Logic behind allowing VAT Credit against payment of CST and not allowing credit of CST.

Most of the VAT legislations in India do not allow the set off of CST Paid against their output tax. But at the same time, these legislations allow set off of Input Tax credit against the CST due. As a common man, a question may arise why this is not allowed vice-versa. The reason is as follows :-

Sales tax is a source of revenue for each state. CST is collected by the appropriate state, which is the state in which the selling dealer’s place of business is located.

Thus, if a dealer in Tamilnadu makes inter-state sale to a dealer of Maharashtra, the CST on such sale will be collected by the state of Tamilnadu.

If the credit on such CST is allowed to the dealer of Maharashtra again VAT payable to the state of Maharashtra, then the revenue of the state of Maharashtra will get reduced. HENCE THE CREDIT IS NOT ALLOWED.

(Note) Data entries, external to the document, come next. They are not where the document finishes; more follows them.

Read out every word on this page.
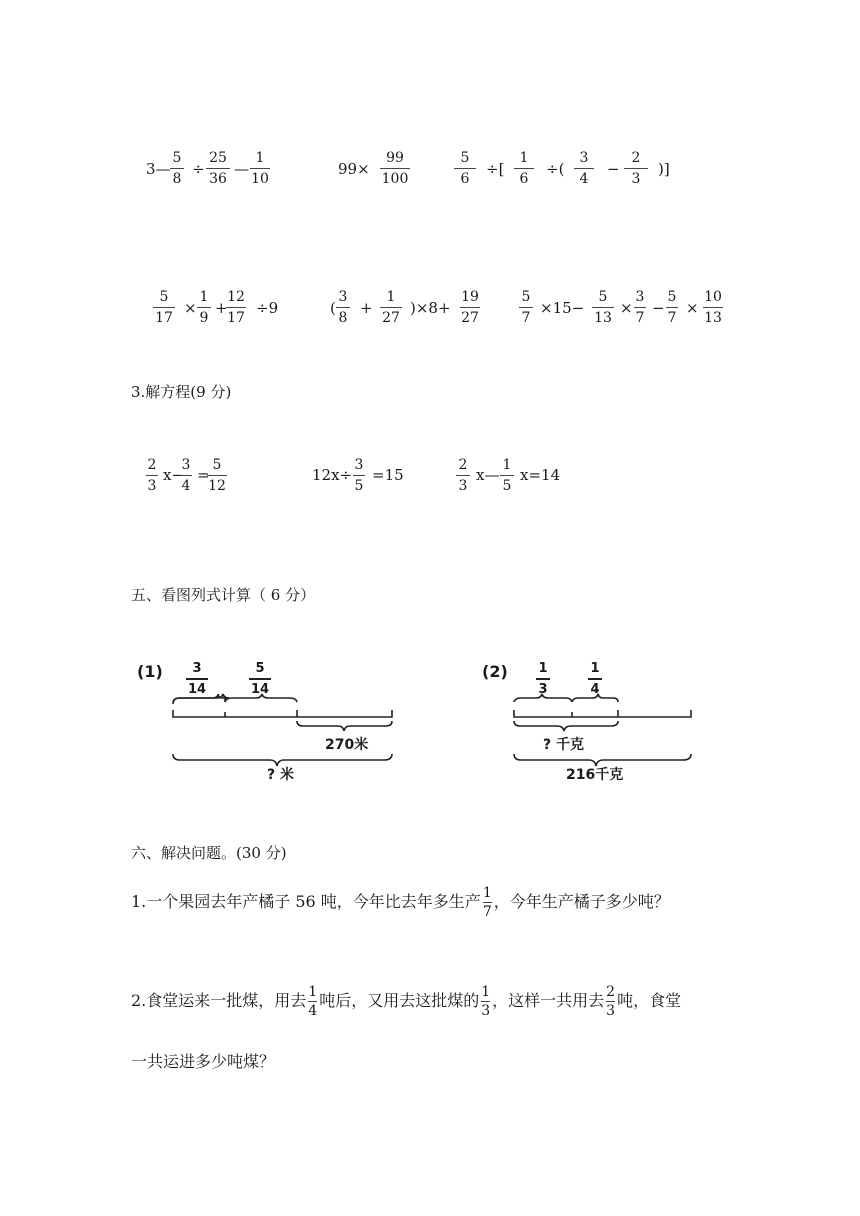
3—
5
8
÷
25
36
—
1
10
99×
99
100
5
6
÷[
1
6
÷(
3
4
−
2
3
)]
5
17
×
1
9
+
12
17
÷9	(
3
8
+
1
27
)×8+
19
27
5
7
×15−
5
13
×
3
7
−
5
7
×
10
13
3.解方程(9 分)
2
3
x−
3
4
=
5
12
12x÷
3
5
=15
2
3
x—
1
5
x=14
五、看图列式计算（ 6 分）
(1)	3
14
5
14
270米
? 米
(2) 1
3
1
4
? 千克
216千克
六、解决问题。(30 分)
1.一个果园去年产橘子 56 吨，今年比去年多生产 $\frac{1}{7}$ ，今年生产橘子多少吨？
2.食堂运来一批煤，用去 $\frac{1}{4}$ 吨后，又用去这批煤的 $\frac{1}{3}$ ，这样一共用去 $\frac{2}{3}$ 吨，食堂
一共运进多少吨煤？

However the Dealer of Tamilnadu can very well use the VAT credit of purchases made from the state of Tamlinadu against the payment of CST on inter-state sales, as the VAT was paid to the state of Tamilnadu only and CST against which is set-off is also payable to the state of Tamilnadu.

There will be no loss of any revenue to the state of Tamlinadu.

Moreover, the Collection and Assessment CST is administered by the State Governments for which a share of CST collected is passed on to the States. If the set off is allowed, it will be a revenue loss to the State Government without a benefit to the state for doing the work on behalf of the Central Government.

Let us hope introduction of GST (Goods and Services Tax) will address this issue for the benefit of the assessees who buy and sell Inter-state.